Not only does the hardware track your fitness and exercise use, but with the 4D service the device becomes part of their unique and truly cutting edge ecosystem, with a very affordable ongoing subscription. They even offer group/volume discounts and as low priced as it is ($9.99 per month with a current special 30 day free trial) its obvious they’re looking at a long term and large volume model over the higher priced services which frankly, charge up to ten times the price and still don’t come close to offering what 4D claims their product is capable of.
Anywhere and everywhere
Fitbit and 4D Healthware are adamant that wearable devices must work on Android, iOS, Windows & Windows Mobile and even BlackBerry devices, basically on any platform — in stark contrast to Nike and many others such as Microsoft, who are taking to the road tied to a single platform. For example the Nike+ app only runs on Apple devices, in exchange for a closer relationship with Apple, etc.
You can still use Nike+ online if you have an Android phone in your pocket, but even four months down the line from the launch of the FuelBand SE, Nike recently confirmed that “we don’t presently have plans to release an Android version of the app.”

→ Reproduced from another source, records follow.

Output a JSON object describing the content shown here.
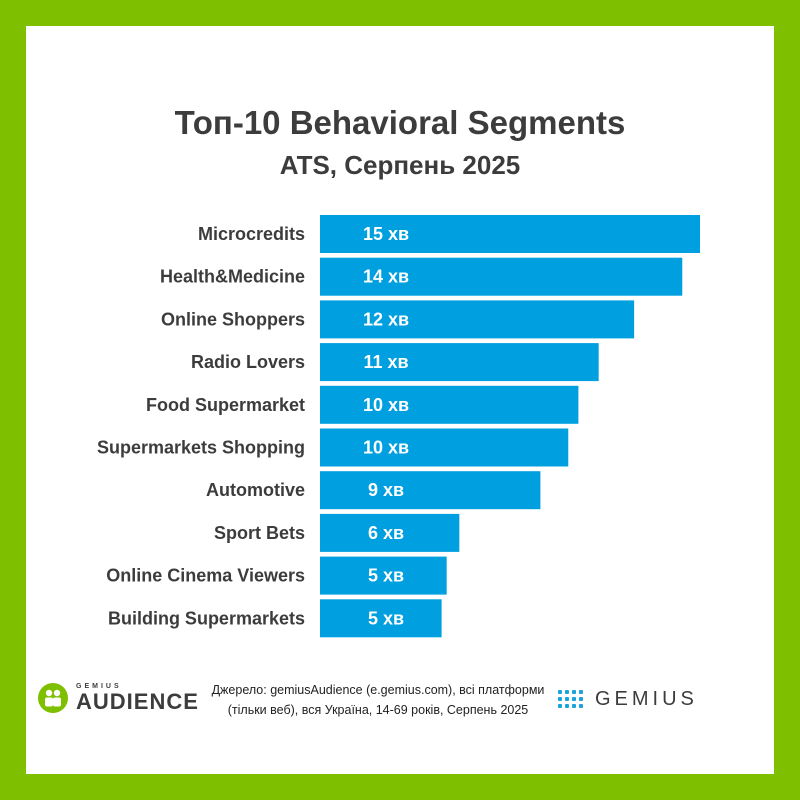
{
  "colors": {
    "background": "#7ec000",
    "card": "#ffffff",
    "bar": "#009fdf",
    "text": "#3c3c3c"
  },
  "header": {
    "title": "Топ-10 Behavioral Segments",
    "subtitle": "ATS, Серпень 2025"
  },
  "chart_data": {
    "type": "bar",
    "orientation": "horizontal",
    "title": "Топ-10 Behavioral Segments",
    "subtitle": "ATS, Серпень 2025",
    "categories": [
      "Microcredits",
      "Health&Medicine",
      "Online Shoppers",
      "Radio Lovers",
      "Food Supermarket",
      "Supermarkets Shopping",
      "Automotive",
      "Sport Bets",
      "Online Cinema Viewers",
      "Building Supermarkets"
    ],
    "values": [
      15,
      14.3,
      12.4,
      11,
      10.2,
      9.8,
      8.7,
      5.5,
      5,
      4.8
    ],
    "data_labels": [
      "15 хв",
      "14 хв",
      "12 хв",
      "11 хв",
      "10 хв",
      "10 хв",
      "9 хв",
      "6 хв",
      "5 хв",
      "5 хв"
    ],
    "xlim": [
      0,
      15
    ],
    "grid": false,
    "legend": "none"
  },
  "footer": {
    "left_logo_small": "GEMIUS",
    "left_logo_big": "AUDIENCE",
    "source_line1": "Джерело: gemiusAudience (e.gemius.com), всі платформи",
    "source_line2": "(тільки веб), вся Україна, 14-69 років, Серпень 2025",
    "right_logo": "GEMIUS",
    "left_logo_icon": "audience-people-icon",
    "right_logo_icon": "dot-grid-icon"
  }
}
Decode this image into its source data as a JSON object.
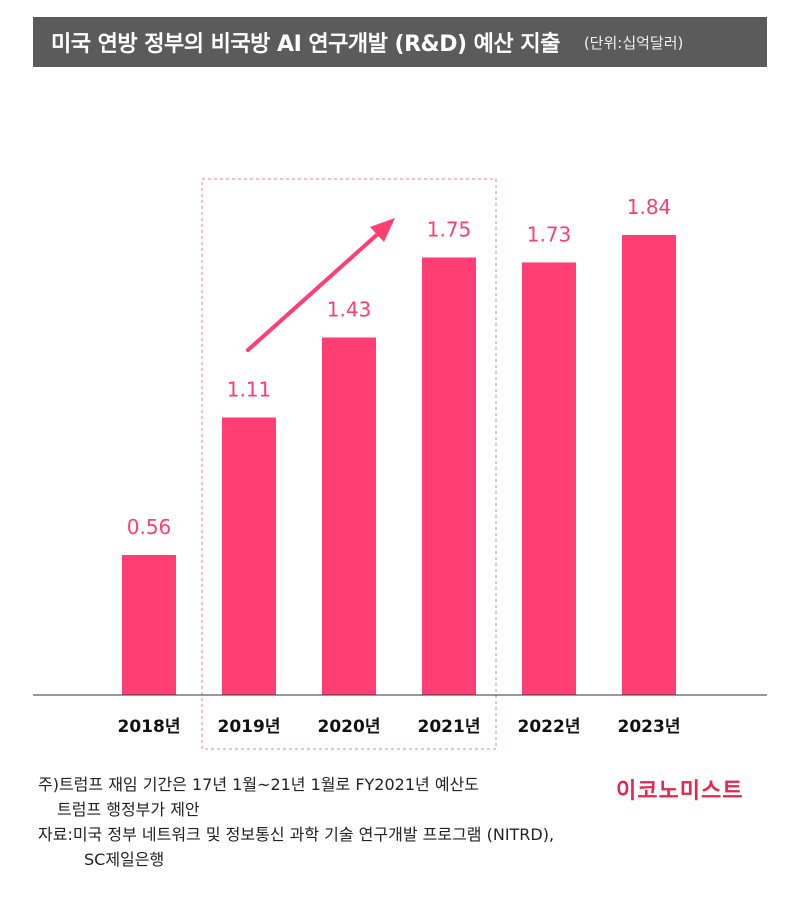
{
  "title": "미국 연방 정부의 비국방 AI 연구개발 (R&D) 예산 지출",
  "unit": "(단위:십억달러)",
  "colors": {
    "bar": "#ff3e73",
    "highlight_box": "#e8869c",
    "title_bg": "#5b5b5b",
    "logo": "#e8264d"
  },
  "chart_data": {
    "type": "bar",
    "title": "미국 연방 정부의 비국방 AI 연구개발 (R&D) 예산 지출",
    "unit": "십억달러",
    "categories": [
      "2018년",
      "2019년",
      "2020년",
      "2021년",
      "2022년",
      "2023년"
    ],
    "values": [
      0.56,
      1.11,
      1.43,
      1.75,
      1.73,
      1.84
    ],
    "data_labels": [
      "0.56",
      "1.11",
      "1.43",
      "1.75",
      "1.73",
      "1.84"
    ],
    "ylim": [
      0,
      2.2
    ],
    "highlight": {
      "categories": [
        "2019년",
        "2020년",
        "2021년"
      ],
      "style": "dashed box with upward arrow"
    },
    "grid": false
  },
  "notes": {
    "line1": "주)트럼프 재임 기간은 17년 1월~21년 1월로 FY2021년 예산도",
    "line2": "트럼프 행정부가 제안",
    "line3": "자료:미국 정부 네트워크 및 정보통신 과학 기술 연구개발 프로그램 (NITRD),",
    "line4": "SC제일은행"
  },
  "logo": "이코노미스트"
}
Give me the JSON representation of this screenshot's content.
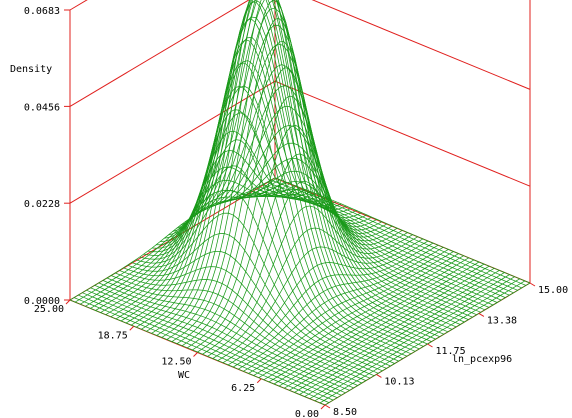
{
  "colors": {
    "frame": "#e0201e",
    "mesh": "#1a9a1a",
    "text": "#000000"
  },
  "chart_data": {
    "type": "surface",
    "title": "",
    "zlabel": "Density",
    "xlabel": "ln_pcexp96",
    "ylabel": "WC",
    "zlim": [
      0,
      0.0683
    ],
    "zticks": [
      "0.0683",
      "0.0456",
      "0.0228",
      "0.0000"
    ],
    "z_tick_values": [
      0.0683,
      0.0456,
      0.0228,
      0.0
    ],
    "xlim": [
      8.5,
      15.0
    ],
    "xticks": [
      "8.50",
      "10.13",
      "11.75",
      "13.38",
      "15.00"
    ],
    "ylim": [
      0,
      25
    ],
    "yticks": [
      "25.00",
      "18.75",
      "12.50",
      "6.25",
      "0.00"
    ],
    "grid": true,
    "surface": {
      "shape": "bivariate normal density",
      "peak_density": 0.0683,
      "peak_at_ln_pcexp96": 11.9,
      "peak_at_wc": 16.5
    }
  }
}
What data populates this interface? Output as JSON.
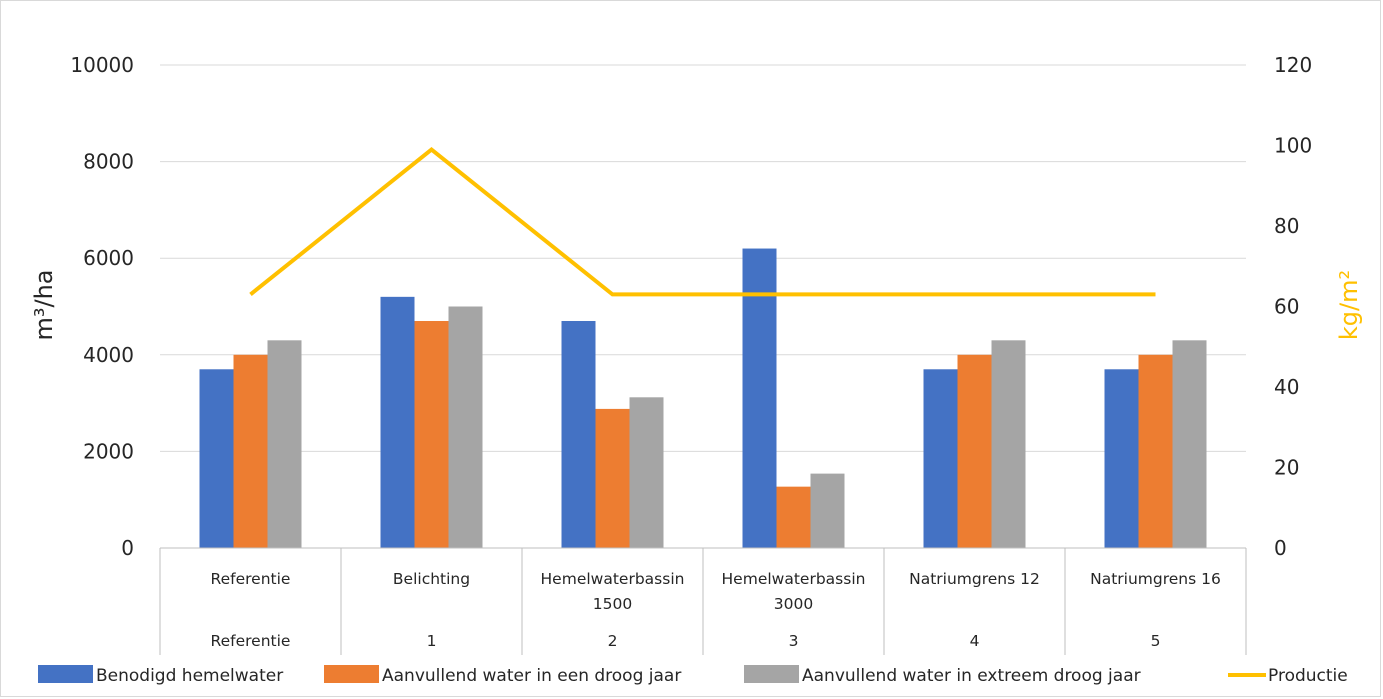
{
  "chart_data": {
    "type": "bar",
    "categories": [
      {
        "line1": "Referentie",
        "line2": "",
        "group": "Referentie"
      },
      {
        "line1": "Belichting",
        "line2": "",
        "group": "1"
      },
      {
        "line1": "Hemelwaterbassin",
        "line2": "1500",
        "group": "2"
      },
      {
        "line1": "Hemelwaterbassin",
        "line2": "3000",
        "group": "3"
      },
      {
        "line1": "Natriumgrens 12",
        "line2": "",
        "group": "4"
      },
      {
        "line1": "Natriumgrens 16",
        "line2": "",
        "group": "5"
      }
    ],
    "series": [
      {
        "name": "Benodigd hemelwater",
        "color": "#4472c4",
        "values": [
          3700,
          5200,
          4700,
          6200,
          3700,
          3700
        ]
      },
      {
        "name": "Aanvullend water in een droog jaar",
        "color": "#ed7d31",
        "values": [
          4000,
          4700,
          2880,
          1270,
          4000,
          4000
        ]
      },
      {
        "name": "Aanvullend water in extreem droog jaar",
        "color": "#a5a5a5",
        "values": [
          4300,
          5000,
          3120,
          1540,
          4300,
          4300
        ]
      }
    ],
    "line_series": {
      "name": "Productie",
      "color": "#ffc000",
      "axis": "secondary",
      "values": [
        63,
        99,
        63,
        63,
        63,
        63
      ]
    },
    "y_left": {
      "label": "m³/ha",
      "ticks": [
        "0",
        "2000",
        "4000",
        "6000",
        "8000",
        "10000"
      ],
      "min": 0,
      "max": 10000
    },
    "y_right": {
      "label": "kg/m²",
      "ticks": [
        "0",
        "20",
        "40",
        "60",
        "80",
        "100",
        "120"
      ],
      "min": 0,
      "max": 120,
      "label_color": "#ffc000"
    },
    "grid": true,
    "legend_position": "bottom"
  }
}
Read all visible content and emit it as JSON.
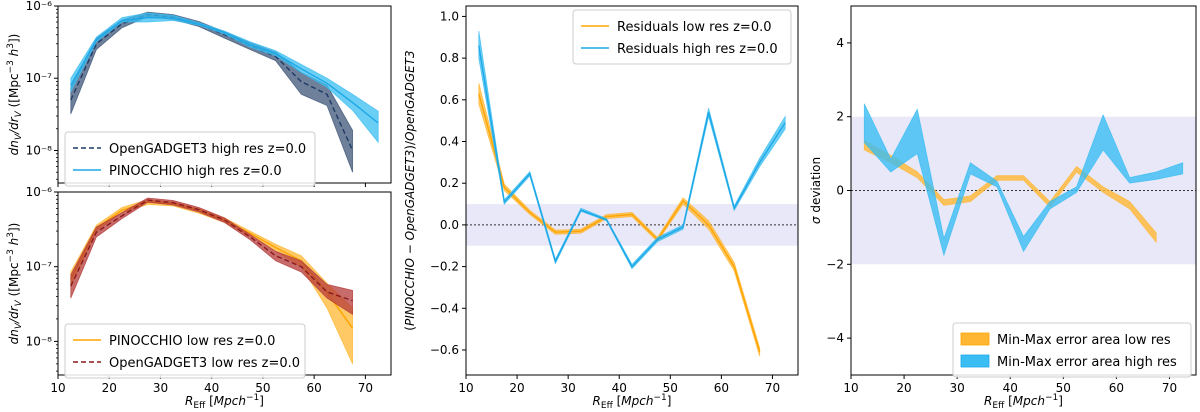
{
  "colors": {
    "orange": "#FFA500",
    "orange_fill": "#FFB733",
    "sky": "#1EA8E6",
    "sky_fill": "#39BDF2",
    "navy": "#1F3A66",
    "navy_fill": "#3E5678",
    "darkred": "#8B1A1A",
    "red_fill": "#B53A3A",
    "band": "#E8E8F8"
  },
  "chart_data": [
    {
      "id": "top-left",
      "type": "line",
      "yscale": "log",
      "ylabel": "dn_V/dr_V ([Mpc^-3 h^3])",
      "xlim": [
        10,
        75
      ],
      "ylim_log10": [
        -8.45,
        -6.0
      ],
      "xticks": [
        10,
        20,
        30,
        40,
        50,
        60,
        70
      ],
      "yticks": [
        {
          "exp": -8,
          "label": "10⁻⁸"
        },
        {
          "exp": -7,
          "label": "10⁻⁷"
        },
        {
          "exp": -6,
          "label": "10⁻⁶"
        }
      ],
      "x": [
        12.5,
        17.5,
        22.5,
        27.5,
        32.5,
        37.5,
        42.5,
        47.5,
        52.5,
        57.5,
        62.5,
        67.5,
        72.5
      ],
      "series": [
        {
          "name": "OpenGADGET3 high res z=0.0",
          "style": "dashed",
          "color": "navy",
          "values": [
            5e-08,
            3e-07,
            5.7e-07,
            7.6e-07,
            7e-07,
            5.6e-07,
            4e-07,
            2.8e-07,
            2e-07,
            9e-08,
            6e-08,
            1e-08,
            null
          ],
          "lower": [
            3.2e-08,
            2.5e-07,
            5e-07,
            7.1e-07,
            6.5e-07,
            5.2e-07,
            3.6e-07,
            2.5e-07,
            1.75e-07,
            6e-08,
            4.2e-08,
            5e-09,
            null
          ],
          "upper": [
            7.5e-08,
            3.6e-07,
            6.4e-07,
            8.2e-07,
            7.6e-07,
            6.1e-07,
            4.4e-07,
            3.1e-07,
            2.3e-07,
            1.2e-07,
            8e-08,
            1.9e-08,
            null
          ]
        },
        {
          "name": "PINOCCHIO high res z=0.0",
          "style": "solid",
          "color": "sky",
          "values": [
            8e-08,
            3.4e-07,
            6.3e-07,
            6.9e-07,
            6.8e-07,
            5.6e-07,
            4.3e-07,
            2.9e-07,
            2.2e-07,
            1.35e-07,
            8.5e-08,
            4.6e-08,
            2.4e-08
          ],
          "lower": [
            6.5e-08,
            3.2e-07,
            6e-07,
            6e-07,
            6.3e-07,
            5.4e-07,
            4.1e-07,
            2.7e-07,
            2.05e-07,
            1.2e-07,
            7.5e-08,
            3.6e-08,
            1.3e-08
          ],
          "upper": [
            1e-07,
            3.7e-07,
            6.9e-07,
            8e-07,
            7.4e-07,
            5.9e-07,
            4.5e-07,
            3.2e-07,
            2.4e-07,
            1.55e-07,
            1e-07,
            6e-08,
            3.5e-08
          ]
        }
      ]
    },
    {
      "id": "bottom-left",
      "type": "line",
      "yscale": "log",
      "ylabel": "dn_V/dr_V ([Mpc^-3 h^3])",
      "xlabel": "R_Eff [Mpch^-1]",
      "xlim": [
        10,
        75
      ],
      "ylim_log10": [
        -8.45,
        -6.0
      ],
      "xticks": [
        10,
        20,
        30,
        40,
        50,
        60,
        70
      ],
      "yticks": [
        {
          "exp": -8,
          "label": "10⁻⁸"
        },
        {
          "exp": -7,
          "label": "10⁻⁷"
        },
        {
          "exp": -6,
          "label": "10⁻⁶"
        }
      ],
      "x": [
        12.5,
        17.5,
        22.5,
        27.5,
        32.5,
        37.5,
        42.5,
        47.5,
        52.5,
        57.5,
        62.5,
        67.5,
        72.5
      ],
      "series": [
        {
          "name": "PINOCCHIO low res z=0.0",
          "style": "solid",
          "color": "orange",
          "values": [
            6.8e-08,
            3.3e-07,
            5.7e-07,
            7.3e-07,
            6.9e-07,
            5.6e-07,
            4.2e-07,
            2.8e-07,
            1.8e-07,
            1.2e-07,
            4.5e-08,
            1.5e-08,
            null
          ],
          "lower": [
            5.5e-08,
            3e-07,
            5.3e-07,
            6.8e-07,
            6.5e-07,
            5.2e-07,
            3.9e-07,
            2.6e-07,
            1.6e-07,
            1e-07,
            2.8e-08,
            5e-09,
            null
          ],
          "upper": [
            8.5e-08,
            3.6e-07,
            6.2e-07,
            7.9e-07,
            7.3e-07,
            6e-07,
            4.5e-07,
            3e-07,
            2e-07,
            1.4e-07,
            6e-08,
            2.8e-08,
            null
          ]
        },
        {
          "name": "OpenGADGET3 low res z=0.0",
          "style": "dashed",
          "color": "darkred",
          "values": [
            5.5e-08,
            2.9e-07,
            4.8e-07,
            7.8e-07,
            7.2e-07,
            5.8e-07,
            4.2e-07,
            2.5e-07,
            1.4e-07,
            1e-07,
            4.6e-08,
            3.5e-08,
            null
          ],
          "lower": [
            3.8e-08,
            2.5e-07,
            4.4e-07,
            7.3e-07,
            6.7e-07,
            5.4e-07,
            3.9e-07,
            2.3e-07,
            1.2e-07,
            8.5e-08,
            3.8e-08,
            2.3e-08,
            null
          ],
          "upper": [
            7.8e-08,
            3.4e-07,
            5.3e-07,
            8.3e-07,
            7.7e-07,
            6.2e-07,
            4.5e-07,
            2.7e-07,
            1.6e-07,
            1.2e-07,
            5.8e-08,
            4.8e-08,
            null
          ]
        }
      ]
    },
    {
      "id": "middle",
      "type": "line",
      "ylabel": "(PINOCCHIO − OpenGADGET3)/OpenGADGET3",
      "xlabel": "R_Eff [Mpch^-1]",
      "xlim": [
        10,
        75
      ],
      "ylim": [
        -0.72,
        1.05
      ],
      "xticks": [
        10,
        20,
        30,
        40,
        50,
        60,
        70
      ],
      "yticks": [
        -0.6,
        -0.4,
        -0.2,
        0.0,
        0.2,
        0.4,
        0.6,
        0.8,
        1.0
      ],
      "ytick_labels": [
        "−0.6",
        "−0.4",
        "−0.2",
        "0.0",
        "0.2",
        "0.4",
        "0.6",
        "0.8",
        "1.0"
      ],
      "band": [
        -0.1,
        0.1
      ],
      "hline": 0.0,
      "x": [
        12.5,
        17.5,
        22.5,
        27.5,
        32.5,
        37.5,
        42.5,
        47.5,
        52.5,
        57.5,
        62.5,
        67.5,
        72.5
      ],
      "series": [
        {
          "name": "Residuals low res z=0.0",
          "color": "orange",
          "values": [
            0.63,
            0.18,
            0.06,
            -0.035,
            -0.03,
            0.04,
            0.05,
            -0.07,
            0.115,
            0.0,
            -0.2,
            -0.61,
            null
          ],
          "lower": [
            0.58,
            0.165,
            0.05,
            -0.045,
            -0.04,
            0.03,
            0.04,
            -0.08,
            0.1,
            -0.02,
            -0.22,
            -0.63,
            null
          ],
          "upper": [
            0.68,
            0.195,
            0.07,
            -0.025,
            -0.02,
            0.05,
            0.06,
            -0.06,
            0.13,
            0.02,
            -0.18,
            -0.59,
            null
          ]
        },
        {
          "name": "Residuals high res z=0.0",
          "color": "sky",
          "values": [
            0.86,
            0.11,
            0.245,
            -0.175,
            0.07,
            0.025,
            -0.2,
            -0.07,
            -0.01,
            0.54,
            0.08,
            0.3,
            0.49
          ],
          "lower": [
            0.8,
            0.1,
            0.235,
            -0.185,
            0.065,
            0.02,
            -0.21,
            -0.08,
            -0.02,
            0.52,
            0.07,
            0.28,
            0.46
          ],
          "upper": [
            0.93,
            0.12,
            0.255,
            -0.165,
            0.08,
            0.03,
            -0.19,
            -0.06,
            0.0,
            0.56,
            0.09,
            0.32,
            0.52
          ]
        }
      ]
    },
    {
      "id": "right",
      "type": "area",
      "ylabel": "σ deviation",
      "xlabel": "R_Eff [Mpch^-1]",
      "xlim": [
        10,
        75
      ],
      "ylim": [
        -5.0,
        5.0
      ],
      "xticks": [
        10,
        20,
        30,
        40,
        50,
        60,
        70
      ],
      "yticks": [
        -4,
        -2,
        0,
        2,
        4
      ],
      "ytick_labels": [
        "−4",
        "−2",
        "0",
        "2",
        "4"
      ],
      "band": [
        -2,
        2
      ],
      "hline": 0,
      "x": [
        12.5,
        17.5,
        22.5,
        27.5,
        32.5,
        37.5,
        42.5,
        47.5,
        52.5,
        57.5,
        62.5,
        67.5,
        72.5
      ],
      "series": [
        {
          "name": "Min-Max error area low res",
          "color": "orange",
          "lower": [
            1.1,
            0.75,
            0.35,
            -0.4,
            -0.3,
            0.28,
            0.28,
            -0.45,
            0.5,
            -0.05,
            -0.5,
            -1.4,
            null
          ],
          "upper": [
            1.35,
            0.95,
            0.5,
            -0.25,
            -0.15,
            0.4,
            0.4,
            -0.3,
            0.65,
            0.1,
            -0.3,
            -1.15,
            null
          ]
        },
        {
          "name": "Min-Max error area high res",
          "color": "sky",
          "lower": [
            1.3,
            0.5,
            1.0,
            -1.75,
            0.45,
            0.1,
            -1.65,
            -0.5,
            -0.05,
            1.1,
            0.2,
            0.3,
            0.45
          ],
          "upper": [
            2.35,
            0.85,
            2.2,
            -1.3,
            0.75,
            0.25,
            -1.25,
            -0.3,
            0.1,
            2.05,
            0.35,
            0.5,
            0.75
          ]
        }
      ]
    }
  ]
}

FitBit believes that together with Strategic partnerships with cutting-edge Technology Startups such as 4D Healthware that they truly can change the world and to that end we are working with some truly remarkable cutting-edge Technology Companies like 4D Healthware for example which is about to launch their product and service nationwide. We’re really excited about the future and how we can help better the lives of our customers around the world.
It sounds like a pretty big goal but one they seem to be working hard to accomplish quickly with partnerships with companies like 4D Healthware backing their play, it seems likely they are on the right track.
FitBit can sync directly with more than 30 other devices, and now with this new 4D partner they are able to offer their customers a way to also begin syncing with the cloud and a whole lot more besides.
There are other platforms that consumers are invested in — in this case, fitness apps such as Endomondo or RunKeeper. Once Fitbit or Nike or Apple have got you they want to keep you, but they also have to consider that people want choice and flexibility, which is where 4D really shines as their services will be available on every device on the market within 30 days of a new device being launched. They claim they already have the api’s of every device currently available in the world… Now that’s ambitious and very impressive!